Virginia's close proximity to the nation's capital makes it an interesting state for commercial real estate. In the north of the state, where many of the employees of Washington D.C. work, the economy and the value of real estate is much better than the remainder of the state. Still, most of the state is doing well economically, and commercial property for varied businesses is available.

The state of Virginia has a population of 7,642,884 spread out across over 39,594 square miles. There are approximately 191 people living within each of those square miles. The population has been rising steadily at a healthy rate over the past two decades. Between 1990 and 2000 the population rose 14.4%, and since 2000 the population has increased another 8%. The per capita income of the residents of Virginia is $37,503 making Virginia the wealthiest state in the south.

What does this mean for those who are interested in commercial real estate in Virginia?

Commercial real estate in Arlington, Fairfax and Loudon counties is some of the highest priced in the country.

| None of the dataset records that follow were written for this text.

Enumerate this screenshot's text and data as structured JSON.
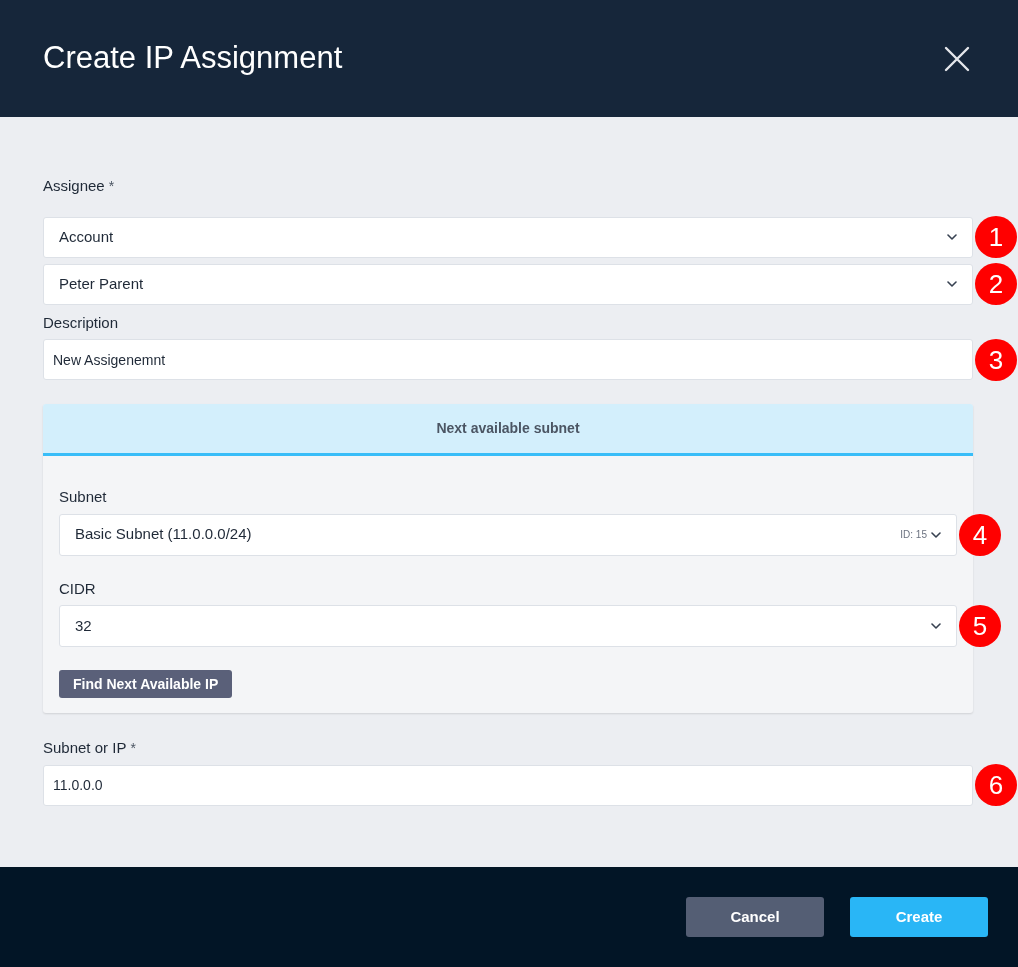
{
  "dialog": {
    "title": "Create IP Assignment"
  },
  "assignee": {
    "label": "Assignee",
    "required_mark": "*",
    "fields": [
      {
        "kind": "select",
        "value": "Account",
        "marker": "1"
      },
      {
        "kind": "select",
        "value": "Peter Parent",
        "marker": "2"
      }
    ]
  },
  "description": {
    "label": "Description",
    "field": {
      "kind": "text",
      "value": "New Assigenemnt",
      "marker": "3"
    }
  },
  "panel": {
    "title": "Next available subnet",
    "fields": [
      {
        "label": "Subnet",
        "kind": "select",
        "value": "Basic Subnet (11.0.0.0/24)",
        "meta": "ID: 15",
        "marker": "4"
      },
      {
        "label": "CIDR",
        "kind": "select",
        "value": "32",
        "marker": "5"
      }
    ],
    "button": "Find Next Available IP"
  },
  "subnet_or_ip": {
    "label": "Subnet or IP",
    "required_mark": "*",
    "field": {
      "kind": "text",
      "value": "11.0.0.0",
      "marker": "6"
    }
  },
  "footer": {
    "buttons": [
      {
        "label": "Cancel",
        "kind": "secondary"
      },
      {
        "label": "Create",
        "kind": "primary"
      }
    ]
  }
}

These counties are located just below Washington D.C. and are populated by D.C.'s workforce. Fairfax and Loudon counties are two of the most affluent in the country with per capita incomes averaging above $90,000.

Elsewhere in the state, commercial real estate is more reasonably priced. In the state's capital, Richmond, commercial prices are considered a bargain. Richmond is home to nine Fortune 500 companies as well as many companies in the pharmaceutical, insurance, advertising, education, and health services industries. There is plenty of commercial property in Richmond and the surrounding metro area dedicated to these businesses. Downtown Richmond has been experiencing an economic revival.

In 2006 Forbes choose Virginia the state with the best climate for business. A combination of its economical growth, moderate business costs, government incentives for businesses, and the quality of life that Virginia offers its residents were all taken into consideration.

These ideal conditions make the state the home to many software, communications, technical consulting, and defense contracting companies drawing skilled, educated workers to Virginia and stimulating the economy.

Tourism is another industry that thrives in Virginia. The state has miles of beachfront property. The largest city in Virginia is Virginia Beach with a population of 447,000 people. Resorts, hotels, motels, restaurants, entertainment venues, retail and service businesses occupy much of the commercial real estate.

Thirty-four percent of Virginia's land is dedicated to agriculture. Farming real estate produces tobacco, peanuts, cattle, and soy. The state also has a growing winery and vineyard industry on its agricultural commercial real estate.